Description of original award (Fiscal Year 2010, $199,994)

OJJDP's Field Initiated Research and Evaluation (FIRE) Program funds research and evaluation that address how the juvenile justice system responds to juvenile delinquency. Funded research projects seek answers to questions that will inform policy and suggest ways to enhance the juvenile justice system. As set forth in the Juvenile Justice and Delinquency Prevention Act of 1974, as amended (Pub. L. No. 93-415, 42 U.S.C. § 5601 et seq.), OJJDP may conduct research or evaluation in juvenile justice matters, for the purpose of providing research and evaluation relating to control of juvenile delinquency and serious crime committed by juveniles; successful efforts to prevent first-time minor offenders from committing subsequent involvement in serious crime; successful efforts to prevent recidivism; and the juvenile justice system. This program is authorized pursuant to 42 U.S.C. § 3796ee et seq.

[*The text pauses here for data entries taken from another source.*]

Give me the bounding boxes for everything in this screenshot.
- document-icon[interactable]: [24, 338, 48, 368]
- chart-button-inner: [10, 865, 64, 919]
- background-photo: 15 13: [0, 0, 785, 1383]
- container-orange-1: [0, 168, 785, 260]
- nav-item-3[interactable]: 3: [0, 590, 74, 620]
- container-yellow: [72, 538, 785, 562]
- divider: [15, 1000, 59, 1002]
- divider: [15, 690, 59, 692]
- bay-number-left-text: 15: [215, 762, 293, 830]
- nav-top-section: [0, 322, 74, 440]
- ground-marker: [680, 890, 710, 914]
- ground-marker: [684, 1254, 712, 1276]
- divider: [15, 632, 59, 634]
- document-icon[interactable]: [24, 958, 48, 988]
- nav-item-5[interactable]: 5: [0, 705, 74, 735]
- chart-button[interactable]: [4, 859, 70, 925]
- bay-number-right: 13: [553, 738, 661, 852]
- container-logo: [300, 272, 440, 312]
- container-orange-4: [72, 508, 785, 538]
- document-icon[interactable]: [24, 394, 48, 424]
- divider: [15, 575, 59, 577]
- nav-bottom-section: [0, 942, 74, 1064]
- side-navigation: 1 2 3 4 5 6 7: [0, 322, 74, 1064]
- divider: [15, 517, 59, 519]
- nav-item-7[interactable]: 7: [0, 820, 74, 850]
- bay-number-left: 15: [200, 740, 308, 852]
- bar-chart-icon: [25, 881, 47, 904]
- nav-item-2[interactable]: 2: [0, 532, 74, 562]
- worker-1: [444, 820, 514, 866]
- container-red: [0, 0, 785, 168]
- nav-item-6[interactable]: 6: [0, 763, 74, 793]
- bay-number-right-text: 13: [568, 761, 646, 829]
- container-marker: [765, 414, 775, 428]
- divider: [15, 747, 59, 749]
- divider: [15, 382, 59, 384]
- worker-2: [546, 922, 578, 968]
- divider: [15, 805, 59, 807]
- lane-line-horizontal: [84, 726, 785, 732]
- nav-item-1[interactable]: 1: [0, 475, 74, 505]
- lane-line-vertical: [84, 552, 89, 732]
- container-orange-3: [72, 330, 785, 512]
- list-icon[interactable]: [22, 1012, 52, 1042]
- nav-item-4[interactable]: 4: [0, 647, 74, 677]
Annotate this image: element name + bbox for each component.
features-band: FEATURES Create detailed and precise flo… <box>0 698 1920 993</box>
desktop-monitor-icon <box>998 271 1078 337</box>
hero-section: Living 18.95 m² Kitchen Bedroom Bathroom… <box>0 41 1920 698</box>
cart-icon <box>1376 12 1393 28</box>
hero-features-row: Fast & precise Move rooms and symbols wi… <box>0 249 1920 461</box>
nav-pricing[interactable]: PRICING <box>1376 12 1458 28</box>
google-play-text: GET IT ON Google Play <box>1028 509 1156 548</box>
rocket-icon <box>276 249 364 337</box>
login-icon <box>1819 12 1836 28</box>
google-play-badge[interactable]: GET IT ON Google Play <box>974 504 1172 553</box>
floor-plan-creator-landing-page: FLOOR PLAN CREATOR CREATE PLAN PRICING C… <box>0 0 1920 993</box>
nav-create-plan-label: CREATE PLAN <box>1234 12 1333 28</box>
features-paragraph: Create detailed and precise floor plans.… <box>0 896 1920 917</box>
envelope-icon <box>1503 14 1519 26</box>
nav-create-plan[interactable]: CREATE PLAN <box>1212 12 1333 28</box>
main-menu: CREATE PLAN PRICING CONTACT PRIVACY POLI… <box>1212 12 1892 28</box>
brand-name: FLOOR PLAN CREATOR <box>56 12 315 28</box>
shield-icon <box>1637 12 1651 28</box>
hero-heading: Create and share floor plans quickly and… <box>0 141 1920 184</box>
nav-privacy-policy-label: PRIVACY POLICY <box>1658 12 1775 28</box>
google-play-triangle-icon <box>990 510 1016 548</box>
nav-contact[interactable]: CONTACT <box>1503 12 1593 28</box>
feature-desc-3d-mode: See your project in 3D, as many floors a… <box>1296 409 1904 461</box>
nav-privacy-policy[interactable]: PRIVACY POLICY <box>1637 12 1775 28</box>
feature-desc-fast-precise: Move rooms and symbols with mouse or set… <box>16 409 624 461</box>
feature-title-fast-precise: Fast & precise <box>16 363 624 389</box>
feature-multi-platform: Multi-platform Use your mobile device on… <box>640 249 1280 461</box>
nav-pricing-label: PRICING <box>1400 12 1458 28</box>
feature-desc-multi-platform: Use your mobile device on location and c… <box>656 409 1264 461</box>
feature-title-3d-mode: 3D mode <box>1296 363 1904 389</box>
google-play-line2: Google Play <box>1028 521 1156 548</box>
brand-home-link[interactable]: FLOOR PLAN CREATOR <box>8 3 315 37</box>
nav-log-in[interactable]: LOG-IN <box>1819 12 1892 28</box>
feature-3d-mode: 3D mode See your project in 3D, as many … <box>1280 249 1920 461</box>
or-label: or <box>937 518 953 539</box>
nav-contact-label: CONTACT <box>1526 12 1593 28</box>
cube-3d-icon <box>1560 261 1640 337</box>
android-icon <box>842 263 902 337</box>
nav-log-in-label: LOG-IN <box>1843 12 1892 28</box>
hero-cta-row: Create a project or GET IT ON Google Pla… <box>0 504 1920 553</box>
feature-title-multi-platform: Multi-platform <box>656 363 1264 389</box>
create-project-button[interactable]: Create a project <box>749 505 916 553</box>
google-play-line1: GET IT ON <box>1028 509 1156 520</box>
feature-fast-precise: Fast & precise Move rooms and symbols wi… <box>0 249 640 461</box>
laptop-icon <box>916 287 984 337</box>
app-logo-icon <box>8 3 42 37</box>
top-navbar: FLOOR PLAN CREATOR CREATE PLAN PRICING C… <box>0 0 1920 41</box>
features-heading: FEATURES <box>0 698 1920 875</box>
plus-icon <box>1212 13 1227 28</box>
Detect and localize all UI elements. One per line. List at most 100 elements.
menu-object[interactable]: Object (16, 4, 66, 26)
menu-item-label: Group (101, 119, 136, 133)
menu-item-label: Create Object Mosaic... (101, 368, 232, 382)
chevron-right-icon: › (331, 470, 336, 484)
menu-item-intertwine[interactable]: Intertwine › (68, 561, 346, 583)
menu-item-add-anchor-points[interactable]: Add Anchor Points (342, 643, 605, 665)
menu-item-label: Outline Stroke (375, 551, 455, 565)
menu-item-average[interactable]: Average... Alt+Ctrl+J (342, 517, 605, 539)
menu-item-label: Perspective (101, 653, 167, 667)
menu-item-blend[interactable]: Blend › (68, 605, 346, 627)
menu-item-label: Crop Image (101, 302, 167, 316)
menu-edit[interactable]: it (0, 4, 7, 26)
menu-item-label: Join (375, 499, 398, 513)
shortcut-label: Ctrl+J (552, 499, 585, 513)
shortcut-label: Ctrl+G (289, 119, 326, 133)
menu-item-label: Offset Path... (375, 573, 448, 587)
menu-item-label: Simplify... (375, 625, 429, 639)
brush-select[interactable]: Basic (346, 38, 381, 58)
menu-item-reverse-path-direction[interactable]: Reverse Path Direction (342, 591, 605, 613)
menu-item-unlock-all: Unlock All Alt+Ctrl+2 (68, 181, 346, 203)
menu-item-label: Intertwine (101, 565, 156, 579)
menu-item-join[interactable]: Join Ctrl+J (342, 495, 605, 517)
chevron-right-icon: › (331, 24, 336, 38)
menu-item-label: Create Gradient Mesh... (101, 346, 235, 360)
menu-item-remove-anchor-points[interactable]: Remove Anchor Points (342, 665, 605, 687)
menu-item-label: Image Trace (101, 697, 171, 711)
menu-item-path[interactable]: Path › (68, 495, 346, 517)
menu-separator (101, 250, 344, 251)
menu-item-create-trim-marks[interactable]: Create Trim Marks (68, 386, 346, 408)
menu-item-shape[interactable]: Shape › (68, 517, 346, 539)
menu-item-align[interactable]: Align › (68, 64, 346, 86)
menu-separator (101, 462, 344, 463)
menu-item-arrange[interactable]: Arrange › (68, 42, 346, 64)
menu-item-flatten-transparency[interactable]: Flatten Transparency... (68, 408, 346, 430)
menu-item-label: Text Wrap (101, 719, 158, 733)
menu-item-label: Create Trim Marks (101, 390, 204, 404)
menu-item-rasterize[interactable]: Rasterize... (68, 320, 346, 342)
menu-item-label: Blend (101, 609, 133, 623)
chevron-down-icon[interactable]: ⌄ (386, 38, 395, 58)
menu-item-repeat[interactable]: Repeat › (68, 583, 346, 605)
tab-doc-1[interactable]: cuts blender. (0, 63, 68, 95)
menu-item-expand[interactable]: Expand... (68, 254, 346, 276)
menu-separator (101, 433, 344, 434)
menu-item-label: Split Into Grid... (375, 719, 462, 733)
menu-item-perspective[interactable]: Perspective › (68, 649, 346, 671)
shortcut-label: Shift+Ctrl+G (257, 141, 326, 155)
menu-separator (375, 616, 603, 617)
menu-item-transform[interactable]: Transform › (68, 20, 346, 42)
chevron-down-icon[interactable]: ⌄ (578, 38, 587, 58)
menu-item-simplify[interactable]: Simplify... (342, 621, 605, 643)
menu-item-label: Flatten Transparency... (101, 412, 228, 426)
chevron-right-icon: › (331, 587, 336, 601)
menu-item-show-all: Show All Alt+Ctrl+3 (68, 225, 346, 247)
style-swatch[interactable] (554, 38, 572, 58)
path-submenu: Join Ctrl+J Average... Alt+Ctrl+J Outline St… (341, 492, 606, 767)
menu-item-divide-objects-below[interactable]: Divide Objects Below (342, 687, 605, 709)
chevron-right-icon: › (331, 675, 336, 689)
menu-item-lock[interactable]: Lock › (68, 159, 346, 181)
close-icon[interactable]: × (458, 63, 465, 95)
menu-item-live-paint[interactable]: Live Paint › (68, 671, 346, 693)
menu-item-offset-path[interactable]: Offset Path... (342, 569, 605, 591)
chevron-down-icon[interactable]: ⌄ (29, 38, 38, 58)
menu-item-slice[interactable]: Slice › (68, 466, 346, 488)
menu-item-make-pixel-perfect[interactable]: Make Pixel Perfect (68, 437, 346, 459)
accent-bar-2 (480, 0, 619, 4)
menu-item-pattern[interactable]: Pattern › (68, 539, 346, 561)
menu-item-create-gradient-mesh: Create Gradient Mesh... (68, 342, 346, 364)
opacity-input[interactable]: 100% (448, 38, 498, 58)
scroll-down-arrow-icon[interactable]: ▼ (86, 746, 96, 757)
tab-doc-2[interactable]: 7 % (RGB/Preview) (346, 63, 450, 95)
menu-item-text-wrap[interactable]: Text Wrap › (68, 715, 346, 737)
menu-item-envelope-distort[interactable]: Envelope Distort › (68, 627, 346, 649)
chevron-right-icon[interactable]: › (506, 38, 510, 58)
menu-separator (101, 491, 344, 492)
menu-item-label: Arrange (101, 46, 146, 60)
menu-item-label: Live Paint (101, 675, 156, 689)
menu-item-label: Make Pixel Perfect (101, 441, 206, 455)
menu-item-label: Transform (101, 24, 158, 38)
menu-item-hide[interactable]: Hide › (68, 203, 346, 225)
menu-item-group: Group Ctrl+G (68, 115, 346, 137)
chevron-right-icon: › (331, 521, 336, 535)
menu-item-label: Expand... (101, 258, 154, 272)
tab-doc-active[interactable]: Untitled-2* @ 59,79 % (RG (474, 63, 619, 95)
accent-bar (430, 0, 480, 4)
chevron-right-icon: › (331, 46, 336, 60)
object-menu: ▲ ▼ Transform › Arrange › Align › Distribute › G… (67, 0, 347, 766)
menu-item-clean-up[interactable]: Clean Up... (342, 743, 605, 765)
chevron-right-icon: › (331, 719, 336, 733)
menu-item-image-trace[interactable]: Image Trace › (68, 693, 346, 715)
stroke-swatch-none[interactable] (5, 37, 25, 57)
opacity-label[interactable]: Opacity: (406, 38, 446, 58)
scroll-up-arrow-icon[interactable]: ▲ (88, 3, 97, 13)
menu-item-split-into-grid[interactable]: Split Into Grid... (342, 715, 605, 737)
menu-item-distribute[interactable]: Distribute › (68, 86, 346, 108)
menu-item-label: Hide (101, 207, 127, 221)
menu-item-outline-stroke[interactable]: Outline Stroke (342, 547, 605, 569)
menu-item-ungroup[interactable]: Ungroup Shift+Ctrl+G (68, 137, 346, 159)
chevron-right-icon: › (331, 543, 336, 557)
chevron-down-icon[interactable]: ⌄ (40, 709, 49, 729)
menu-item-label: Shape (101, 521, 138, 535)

The Urban Institute and the University of Texas at Austin will conduct a study on "The Effect of Juvenile Arrest on Reoffending and Rearrest." Prior research fails to substantiate that arrest has a deterrent effect and suggests that arresting juveniles increases reoffending. However, much of the literature is limited in controlling for selection bias and typically fails to examine important moderating conditions. The researchers will address these limitations in their research design. They will use longitudinal data from the Project on Human Development in Chicago Neighborhoods (PHDCN). Propensity score matching will generate samples of youth who have been arrested, warned and released, or not arrested, that are otherwise equivalent on offending and other predisposing variables. The researchers will then estimate the effects of arrest on reoffending and rearrest. They will also investigate whether the effect of arrest differs by key moderating variables suggested by labeling and deterrence theory including: first vs. later arrests; offending history; school involvement; peer delinquency; and neighborhood disadvantage. Additional analyses will explore variation by offender race, ethnicity, and immigrant generation, and determine whether any such variation is accounted for by the preceding moderating variables. A roundtable of researchers, practitioners and policymakers will be convened to consider the policy and practice implications of this study's findings and those of related studies.